Simulating Novice Students Using Machine Unlearning and Relearning in Large Language Models

Student simulation can support learning-by-teaching pedagogy where human students (as tutors) teach AI-simulated novice students (as tutees). Recent research often relies on prompt engineering with large language models (LLMs) to simulate novice student behaviour, but it is difficult to keep the AI-simulated student at a stable novice knowledge level. A key reason is that many LLMs are trained to be broadly capable, so even when prompted to "act like a novice," the LLMs can still produce expert-level explanations during the learning-by-teaching interaction process. As a result, the AI-simulated student may drift beyond the intended knowledge level, reducing the credibility of the simulation for studying learning-by-teaching processes. Thus, we propose a knowledge-level simulation approach based on machine unlearning. We investigate this approach using a dataset of multiple-choice questions on Python programming concepts. We apply machine unlearning to transform a knowledgeable LLM into a novice-level AI student (i.e., teachable agent), then evaluate whether the teachable agent can relearn targeted knowledge components through learning-by-teaching dialogue interactions. Finally, we analyse the dialogue logs to characterise how the agent's behaviour changes over time, including its question asking, error patterns, and responsiveness to instruction. The results show that (1) unlearning produces simulated student agents with more novice-like responses than prompt-only baselines, (2) the agents recover a measurable portion of the unlearned knowledge under structured exposure, and (3) dialogue analyses reveal identifiable trajectories of conceptual change and teaching moves that predict learning recovery.

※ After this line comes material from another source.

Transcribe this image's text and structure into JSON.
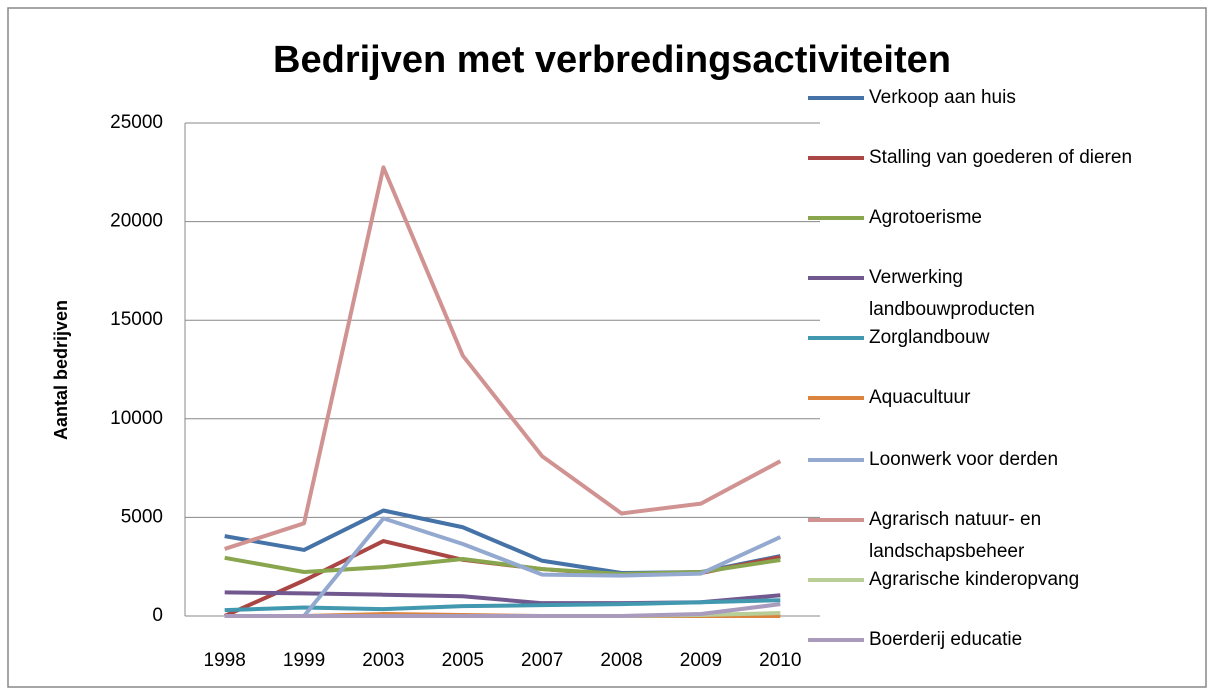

翻译：学生模拟可支持“教学相长”的教学法，即人类学生（作为导师）教授AI模拟的新手学生（作为受教者）。近期研究常依赖基于大语言模型的提示工程来模拟新手学生的行为，但难以使AI模拟学生稳定保持在基础知识水平。关键原因在于，许多大语言模型经过训练具有广泛能力，即便被提示“假装成新手”，在互动教学过程中仍可能产生专家级解释。这导致AI模拟学生可能偏离预期知识水平，降低其在研究教学相长过程中的可信度。为此，本文提出一种基于机器遗忘的知识水平模拟方法。我们采用Python编程概念的多项选择题数据集开展研究。通过机器遗忘将知识渊博的大语言模型转化为初级水平的AI学生（即可教学代理），进而评估该可教学代理能否通过教学对话互动重新学习目标知识组件。最后分析对话日志，刻画代理行为随时间的变化特征，包括提问方式、错误模式及对教学指令的响应能力。实验结果表明：（1）相较于仅使用提示的基线方法，遗忘技术能生成更符合新手特点的模拟学生代理；（2）在结构化教学引导下，代理可恢复被遗忘知识的可测量部分；（3）对话分析揭示了概念变化的可识别轨迹及预测学习恢复的教学行为。